Posted: September 14th, 2017

A Good Employee Turns Scratchy.

A Good Employee Turns Scratchy.

Beth Waggoner* watched in amazement as a promising employee she had promoted performed so poorly it put an entire organization in danger of sinking. An accountant who loves animals, Waggoner was serving (pro bono) as president of the board of directors for Paws Need Families, a no-kill nonprofit cat shelter outside Philadelphia.

The shelter’s mission was to house and give veterinary care to abused and neglected cats until a suitable adoptive home could be found. When the existing shelter manager quit, Waggoner and the rest of the board considered Della a perfect choice for the job. “Della started as a cleaner, then was made assistant manager,” Waggoner says. “She did well and was enthusiastic about the job and great with the public. And we liked the idea of showing the employees that there was upward mobility, so we promoted her to manager.”

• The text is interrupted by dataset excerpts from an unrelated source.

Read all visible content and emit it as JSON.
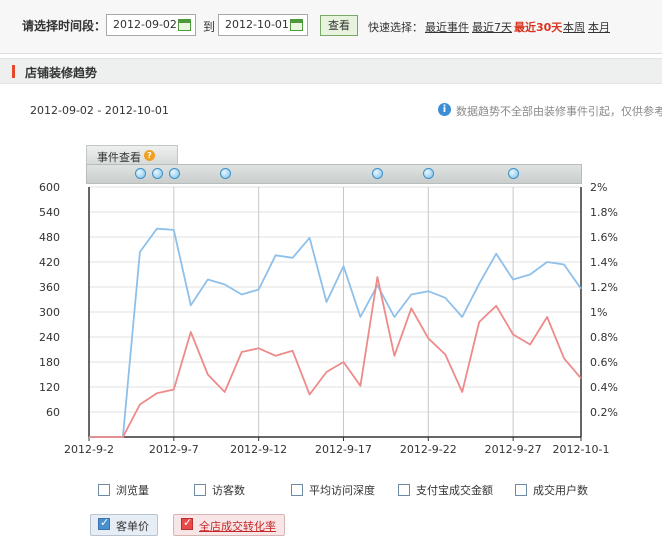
{
  "toolbar": {
    "label": "请选择时间段：",
    "start_date": "2012-09-02",
    "to_label": "到",
    "end_date": "2012-10-01",
    "query_button": "查看",
    "quick_label": "快速选择：",
    "quick_links": [
      {
        "label": "最近事件",
        "active": false
      },
      {
        "label": "最近7天",
        "active": false
      },
      {
        "label": "最近30天",
        "active": true
      },
      {
        "label": "本周",
        "active": false
      },
      {
        "label": "本月",
        "active": false
      }
    ]
  },
  "section": {
    "title": "店铺装修趋势"
  },
  "range_text": "2012-09-02 - 2012-10-01",
  "info": {
    "icon": "info-icon",
    "text": "数据趋势不全部由装修事件引起，仅供参考"
  },
  "events": {
    "tab_label": "事件查看",
    "help_icon": "question-icon",
    "marker_dates": [
      "2012-9-5",
      "2012-9-6",
      "2012-9-7",
      "2012-9-10",
      "2012-9-19",
      "2012-9-22",
      "2012-9-27"
    ]
  },
  "chart_data": {
    "type": "line",
    "x": [
      "2012-9-2",
      "2012-9-3",
      "2012-9-4",
      "2012-9-5",
      "2012-9-6",
      "2012-9-7",
      "2012-9-8",
      "2012-9-9",
      "2012-9-10",
      "2012-9-11",
      "2012-9-12",
      "2012-9-13",
      "2012-9-14",
      "2012-9-15",
      "2012-9-16",
      "2012-9-17",
      "2012-9-18",
      "2012-9-19",
      "2012-9-20",
      "2012-9-21",
      "2012-9-22",
      "2012-9-23",
      "2012-9-24",
      "2012-9-25",
      "2012-9-26",
      "2012-9-27",
      "2012-9-28",
      "2012-9-29",
      "2012-9-30",
      "2012-10-1"
    ],
    "x_tick_labels": [
      "2012-9-2",
      "2012-9-7",
      "2012-9-12",
      "2012-9-17",
      "2012-9-22",
      "2012-9-27",
      "2012-10-1"
    ],
    "x_tick_index": [
      0,
      5,
      10,
      15,
      20,
      25,
      29
    ],
    "y_left": {
      "ylim": [
        0,
        600
      ],
      "ticks": [
        60,
        120,
        180,
        240,
        300,
        360,
        420,
        480,
        540,
        600
      ]
    },
    "y_right": {
      "ylim": [
        0,
        2
      ],
      "ticks": [
        "0.2%",
        "0.4%",
        "0.6%",
        "0.8%",
        "1%",
        "1.2%",
        "1.4%",
        "1.6%",
        "1.8%",
        "2%"
      ]
    },
    "grid": true,
    "series": [
      {
        "name": "客单价",
        "axis": "left",
        "color": "#8ec0ea",
        "values": [
          0,
          0,
          0,
          444,
          500,
          497,
          316,
          378,
          366,
          342,
          354,
          436,
          430,
          478,
          324,
          410,
          288,
          364,
          288,
          342,
          350,
          334,
          288,
          368,
          440,
          378,
          390,
          420,
          414,
          356
        ]
      },
      {
        "name": "全店成交转化率",
        "axis": "right",
        "color": "#ee8a8a",
        "values": [
          0,
          0,
          0,
          0.26,
          0.35,
          0.38,
          0.84,
          0.5,
          0.36,
          0.68,
          0.71,
          0.65,
          0.69,
          0.34,
          0.52,
          0.6,
          0.41,
          1.28,
          0.65,
          1.03,
          0.79,
          0.66,
          0.36,
          0.92,
          1.05,
          0.82,
          0.74,
          0.96,
          0.63,
          0.47
        ]
      }
    ]
  },
  "legend": {
    "options": [
      {
        "label": "浏览量",
        "checked": false
      },
      {
        "label": "访客数",
        "checked": false
      },
      {
        "label": "平均访问深度",
        "checked": false
      },
      {
        "label": "支付宝成交金额",
        "checked": false
      },
      {
        "label": "成交用户数",
        "checked": false
      }
    ],
    "selected": [
      {
        "label": "客单价",
        "checked": true,
        "color": "#4a8fd0"
      },
      {
        "label": "全店成交转化率",
        "checked": true,
        "color": "#e84a4a"
      }
    ]
  }
}
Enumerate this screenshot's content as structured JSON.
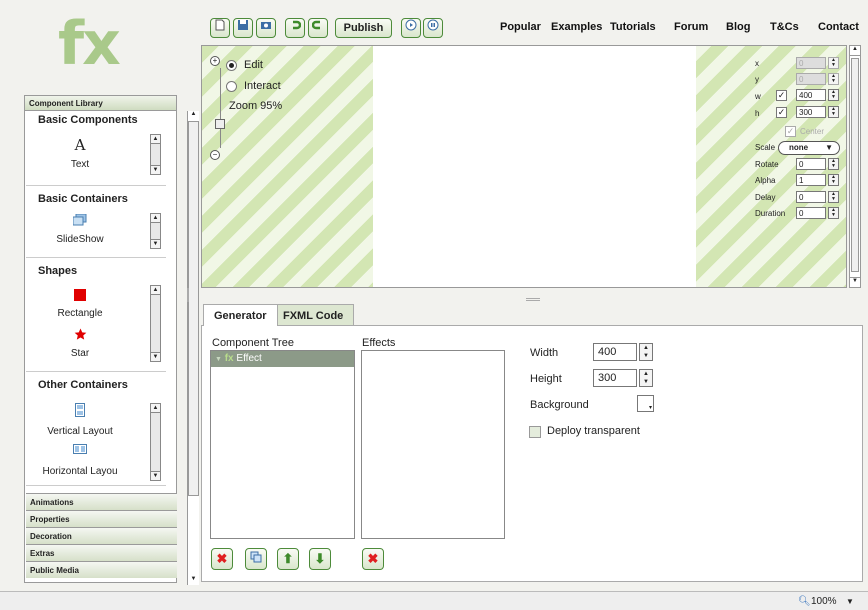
{
  "logo": {
    "text": "fx"
  },
  "toolbar": {
    "publish": "Publish"
  },
  "nav": [
    "Popular",
    "Examples",
    "Tutorials",
    "Forum",
    "Blog",
    "T&Cs",
    "Contact"
  ],
  "library": {
    "title": "Component Library",
    "sections": [
      {
        "title": "Basic Components",
        "items": [
          "Text"
        ]
      },
      {
        "title": "Basic Containers",
        "items": [
          "SlideShow"
        ]
      },
      {
        "title": "Shapes",
        "items": [
          "Rectangle",
          "Star"
        ]
      },
      {
        "title": "Other Containers",
        "items": [
          "Vertical Layout",
          "Horizontal Layou"
        ]
      }
    ],
    "accordion": [
      "Animations",
      "Properties",
      "Decoration",
      "Extras",
      "Public Media"
    ]
  },
  "stage": {
    "mode_edit": "Edit",
    "mode_interact": "Interact",
    "zoom": "Zoom 95%",
    "props": {
      "x_label": "x",
      "x": "0",
      "y_label": "y",
      "y": "0",
      "w_label": "w",
      "w": "400",
      "h_label": "h",
      "h": "300",
      "center": "Center",
      "scale_label": "Scale",
      "scale": "none",
      "rotate_label": "Rotate",
      "rotate": "0",
      "alpha_label": "Alpha",
      "alpha": "1",
      "delay_label": "Delay",
      "delay": "0",
      "duration_label": "Duration",
      "duration": "0"
    }
  },
  "tabs": [
    "Generator",
    "FXML Code"
  ],
  "generator": {
    "tree_label": "Component Tree",
    "tree_item": "Effect",
    "effects_label": "Effects",
    "width_label": "Width",
    "width": "400",
    "height_label": "Height",
    "height": "300",
    "background_label": "Background",
    "deploy_label": "Deploy transparent"
  },
  "status": {
    "zoom": "100%"
  }
}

Like many animal shelters, Paws Need Families found itself perpetually short of funds, so it was not without careful deliberation that the board bumped up Della’s salary some 20%. A single mother of two small children, Della was grateful for the raise.
Soon after the promotion, Della began having personal problems that spilled over to the office, including financial ones. “We ended up lending her money and letting her pay it back little by little from her salary.” Della also started arriving to work late, a serious offense since only she had the key to the shelter, and sometimes other employers would have to stand outside in the cold before she arrived—not to mention the inconvenience to public stopping by to inquire about adopting pets. To avoid pointing the finger at Della, Waggoner and the board held a meeting at which they reminded everyone to be on time. The next day Della showed up for work half an hour late.
“She just seemed overwhelmed by the job when she became manager,” Waggoner says. When the assistant manager job became open, the board hired someone with pronounced organizational skills to compensate for Della’s dissolute habits. The assistant manager, Gwen, was efficient and responsible, but it could only mitigate Della’s performance so much.

“Gwen came to us to let us know computer records showed some of the cats were five months behind on inoculations,” says Waggoner. “That’s a disaster, because if one cat gets sick, it can spread fast to others.”

Soon Waggoner discovered more bad news. “There were adoption applications sitting on Della’s desk that were weeks old. The whole reason we exist is to find homes for cats. Things just couldn’t go on,” Waggoner says.

That week, the board terminated Della’s employment.

Waggoner wonders if they could have done anything earlier to help Della manage the responsibilities of her job. And was it fair to terminate someone who clearly needed an income desperately? Or was the board only enabling Della to behave more irresponsibly?